Поначалу он не знал, верит ли сам в историю мамы-найденыша. Возможно, не верил. В детстве всё казалось непохожим на тот мир, который уже существовал где-то в других местах его сознания, и он не понимал, как не верить чему-то. Но в какой-то момент он, должно быть, понял, что история подлинная, и уцеплялся за каждую новую подробность в рассказах матери. Когда он стал подростком и с ним уже можно было говорить откровеннее, мать сменила манеру повествования. Джамал побаивался это нарушить, боялся, что она решит говорить осторожнее о каких-то вещах. Ханна была не такой послушной, решительнее добивалась того, что хотела узнать от мамы. Просила, чтобы происшествия излагались яснее, чтобы мама повторила имена, хотела услышать, что произошло с героями рассказа. «Далеко ли отсюда Эксетер? Где теперь живут твои мама и папа? Как получил свое название Маврикий?» Вопросы вынуждали маму отклоняться, объяснять, уходить от доверительного тона, каким говорят о самых чувствительных подробностях. Когда Джамал оставался с ней наедине, он не прерывал ее, наслаждаясь неторопливым рассказом, придававшим событию глубину, с перебивками, когда всплывала вдруг деталь, выпавшая было из памяти. А когда замечал в рассказе противоречия, помалкивал. Он не понимал еще, что истории не живут в неподвижности, что они меняются с каждым новым рассказом, исподволь перестраиваются с каждым новым дополнением, и то, что кажется противоречием, на самом деле – неизбежный пересмотр произошедшего. Умом не понимал, но обладал даром слушания, вполне заменявшим понимание.
Однажды, когда он еще жил дома, мама рассказывала о тяжелой зиме в Эксетере – всё тогда померзло. Разговорилась, стала вспоминать, и чем дальше, тем грустнее: и что не бывала там с 1974 года, когда они уехали, и о потерянных подругах, и о Феруз. Папа тоже был в комнате; он оторвался от кроссворда, почувствовал настроение Мариам и прогремел: «Приятно познакомиться, мистер Бутс», – такая была у них шутка о начале их знакомства.
Мама улыбнулась.
– Как бы я хотела разыскать Феруз, – сказала она, глядя на папу.
Джамал знал, что мать пыталась связаться с приемными родителями, но найти их не удалось.
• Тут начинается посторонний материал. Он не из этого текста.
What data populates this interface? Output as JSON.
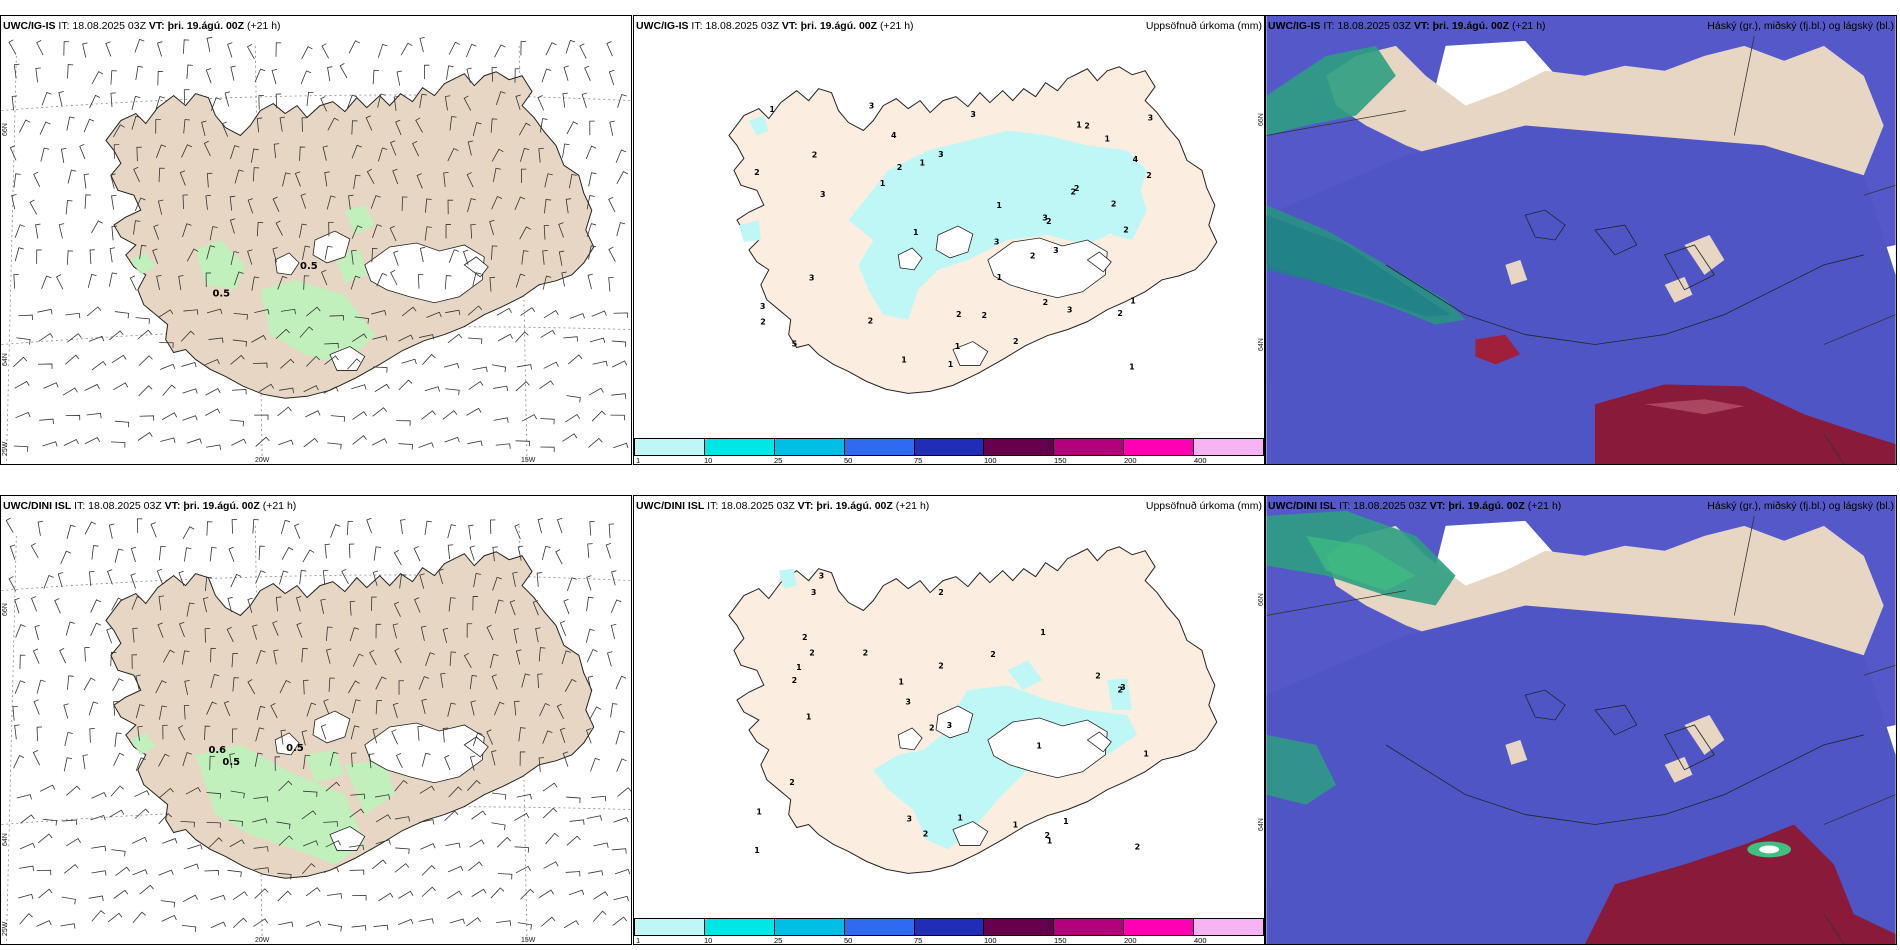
{
  "rows": [
    {
      "model": "UWC/IG-IS",
      "it": "IT: 18.08.2025 03Z",
      "vt_label": "VT:",
      "vt_value": "þri. 19.ágú. 00Z",
      "lead": "(+21 h)",
      "wind_contours": [
        "0.5",
        "0.5"
      ],
      "precip_numbers": [
        "2",
        "1",
        "1",
        "3",
        "1",
        "2",
        "2",
        "1",
        "3",
        "2",
        "3",
        "1",
        "3",
        "3",
        "2",
        "1",
        "2",
        "4",
        "2",
        "5",
        "4",
        "3",
        "2",
        "2",
        "3",
        "1",
        "3",
        "2",
        "3",
        "2",
        "1",
        "2",
        "2",
        "1",
        "3",
        "2",
        "2",
        "1",
        "1",
        "2",
        "1",
        "3",
        "2",
        "2",
        "1"
      ],
      "lat_labels": [
        "66N",
        "64N"
      ],
      "lon_labels": [
        "20W",
        "15W"
      ],
      "left_lon_label": "25W",
      "mid_lat_labels": [
        "66N",
        "64N"
      ]
    },
    {
      "model": "UWC/DINI ISL",
      "it": "IT: 18.08.2025 03Z",
      "vt_label": "VT:",
      "vt_value": "þri. 19.ágú. 00Z",
      "lead": "(+21 h)",
      "wind_contours": [
        "0.6",
        "0.5",
        "0.5"
      ],
      "precip_numbers": [
        "1",
        "2",
        "1",
        "1",
        "2",
        "1",
        "2",
        "2",
        "1",
        "1",
        "2",
        "3",
        "2",
        "3",
        "2",
        "1",
        "3",
        "2",
        "2",
        "1",
        "3",
        "3",
        "2",
        "1",
        "2",
        "3",
        "1",
        "2",
        "2",
        "1",
        "1",
        "2"
      ],
      "lat_labels": [
        "66N",
        "64N"
      ],
      "lon_labels": [
        "20W",
        "15W"
      ],
      "left_lon_label": "25W",
      "mid_lat_labels": [
        "66N",
        "64N"
      ]
    }
  ],
  "precip_title": "Uppsöfnuð úrkoma (mm)",
  "cloud_title": "Háský (gr.), miðský (fj.bl.) og lágský (bl.)",
  "colorbar": {
    "ticks": [
      "1",
      "10",
      "25",
      "50",
      "75",
      "100",
      "150",
      "200",
      "400"
    ],
    "colors": [
      "#bff7f7",
      "#00e6e6",
      "#00bfe6",
      "#2e6bf0",
      "#1f2db8",
      "#66004d",
      "#b3007a",
      "#ff00b3",
      "#f7b3f2"
    ]
  },
  "colors": {
    "land": "#e6d6c3",
    "land_light": "#fbeee0",
    "precip_light": "#bff7f7",
    "green_precip": "#c8f7c8",
    "cloud_high": "#4a4fbf",
    "cloud_mid": "#1f8a7a",
    "cloud_low_red": "#8a1a3a"
  }
}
В семье все знали об этом: она часто говорила, что после рождения Ханны больше всего на свете хотела примирения с ними и как она жалеет, что потеряла Феруз. При папе она об этом не говорила, во всяком случае, насколько знал Джамал. А сейчас папа посмотрел на нее неодобрительно.
– Что ты беспокоишься об этих людях? – резко сказал он. И, видимо, сам услышал эту резкость, продолжал спокойно и рассудительно: – Они не так уж хорошо с тобой обращались. По крайней мере, ты пыталась их разыскать, а они этим не озаботились, уверяю тебя. Ты пыталась их отыскать, не смогла – что еще остается? Забудь о них.
Момент был напряженный; Джамал увидел, как мать посмотрела отцу в глаза и он опустил взгляд на кроссворд. И Джамал понял, что в ее взгляде был вызов: Я не хочу их забывать. Я не хочу быть, как ты. Что такого плохого могло случиться, если она решила сбежать, – но не настолько плохого, если мечтала о воссоединении? Может быть, ничего особенного. Может, она была слишком порывистой – девушка семнадцати лет, встретившая любовь всей жизни, – а потом слишком поздно к ней пришли сожаления. В такие минуты родители казались ему странной семьей – когда подступали к каким-то темам, а потом отступали, – какие-то сюжеты, истории возникали неожиданно и пропадали под долгими взглядами, в затянувшемся молчании.
Почему папа молчал о своей прошлой жизни? Сидя у больничной кровати, Джамал погладил папу по бедру. «Что ты делал? Ты меня слышишь? Не так уж ты плох – иначе накололи бы в тебе дырок, навставляли трубок и пристегнули бы к машине», – сказал он вслух.